The Story of My Life?

Photo by  Kelly Sikkema  on  Unsplash

What story do you tell yourself about your life? Is this story helpful, unhelpful? We all create a story, or narrative, that fits together our experiences, emotions, thoughts, etc. Often the stories that accumulated over time form our perception of ourselves and guide our thought processes and decisions. Depending on the narrative we subscribe to, we may find ourselves subconsciously overidentifying with experiences that confirm our self concept and disregarding experiences that do not. While there is nothing inherently unhelpful about this very human and adaptive process, it can lead us to create and uphold a narrative that does not serve us.
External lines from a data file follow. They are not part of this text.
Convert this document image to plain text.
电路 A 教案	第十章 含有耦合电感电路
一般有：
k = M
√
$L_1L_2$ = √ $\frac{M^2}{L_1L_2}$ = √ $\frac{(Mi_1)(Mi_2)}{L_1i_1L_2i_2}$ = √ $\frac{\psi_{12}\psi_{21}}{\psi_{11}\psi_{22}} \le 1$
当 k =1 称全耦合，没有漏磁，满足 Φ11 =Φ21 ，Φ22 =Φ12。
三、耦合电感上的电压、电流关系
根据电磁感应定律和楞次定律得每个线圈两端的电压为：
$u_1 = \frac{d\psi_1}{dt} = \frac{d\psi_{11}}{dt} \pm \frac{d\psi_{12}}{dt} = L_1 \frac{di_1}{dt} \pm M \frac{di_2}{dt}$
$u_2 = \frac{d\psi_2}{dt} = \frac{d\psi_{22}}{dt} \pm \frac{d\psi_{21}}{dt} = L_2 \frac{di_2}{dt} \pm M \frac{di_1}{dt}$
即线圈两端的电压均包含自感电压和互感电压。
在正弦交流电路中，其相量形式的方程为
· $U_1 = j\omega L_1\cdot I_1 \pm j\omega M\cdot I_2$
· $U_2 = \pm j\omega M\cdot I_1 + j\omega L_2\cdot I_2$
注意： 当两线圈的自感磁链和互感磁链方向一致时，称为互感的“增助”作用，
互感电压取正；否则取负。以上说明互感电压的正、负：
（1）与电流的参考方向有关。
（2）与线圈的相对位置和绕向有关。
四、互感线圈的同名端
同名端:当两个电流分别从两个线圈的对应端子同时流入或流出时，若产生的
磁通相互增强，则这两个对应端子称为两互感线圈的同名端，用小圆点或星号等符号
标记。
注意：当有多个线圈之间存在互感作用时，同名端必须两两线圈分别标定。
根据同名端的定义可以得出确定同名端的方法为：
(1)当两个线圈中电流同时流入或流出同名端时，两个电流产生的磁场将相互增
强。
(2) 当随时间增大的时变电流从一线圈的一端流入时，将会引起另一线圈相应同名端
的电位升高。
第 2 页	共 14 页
For example, perhaps I have had several experiences of discouragement in my recent past (i.e. the history exam that I performed poorly on, the misunderstanding with a friend, the rejection from my most recent love interest, the summer job that I was not offered). These experiences may contribute to a subconscious narrative that “I am a failure”. This self-perception can lead to unhelpful thoughts (“why me?”, “this ALWAYS happens”, “I can’t do anything right”, feeling unmotivated, rejected, disappointed, and perhaps a lack of pursuing opportunities for potential success. It is common and natural to tune into the experiences that validate our self-perception. That said, in doing so we often ignore additional experiences that contradict our created narrative. In the example above, I have also sought additional help in history following this test and now better understand the subject, I have built new and seemingly more positive peer relationships with my friends from swimming and found a summer job that fits better with my schedule (even though it was not my first choice). Because the later experiences do not fit in with the failure story I tell myself, I may be completely ignoring the non-failure aspects of my circumstance. Again, it is totally human to be attuned with the circumstances that fit in with our self-concept; however, I encourage practicing self-reflection around how your narrative is serving you. In the example above, I am not only experiencing unhelpful emotions and perceptions of myself, but I am also riddled with barriers to seeing my success and cultivating new opportunities for myself.

How do we change the narrative? Now that we have practiced self-reflection on our narrative and evaluated that it is NOT serving us we can make some changes. See below for some helpful tips on shifting your experience:

  • Practice intentionally observing thoughts, feelings, and experiences that contradict the narrative you have created

  • Identify what you would like your story to look like (whether or not you believe this is possible, simply imagine what you would like your life story to sound like)

  • Begin thinking about some small actions you might be able to try that align with the story you envision for yourself (break down actions into realistic and manageable steps)

  • Practice self-compassion and know that it is challenging to shift our narrative and does not happen overnight

  • Care for yourself by paying attention to your thoughts and feelings and tend to them accordingly

Remember that YOU have the agency to write and rewrite your story, so what do you want it to say?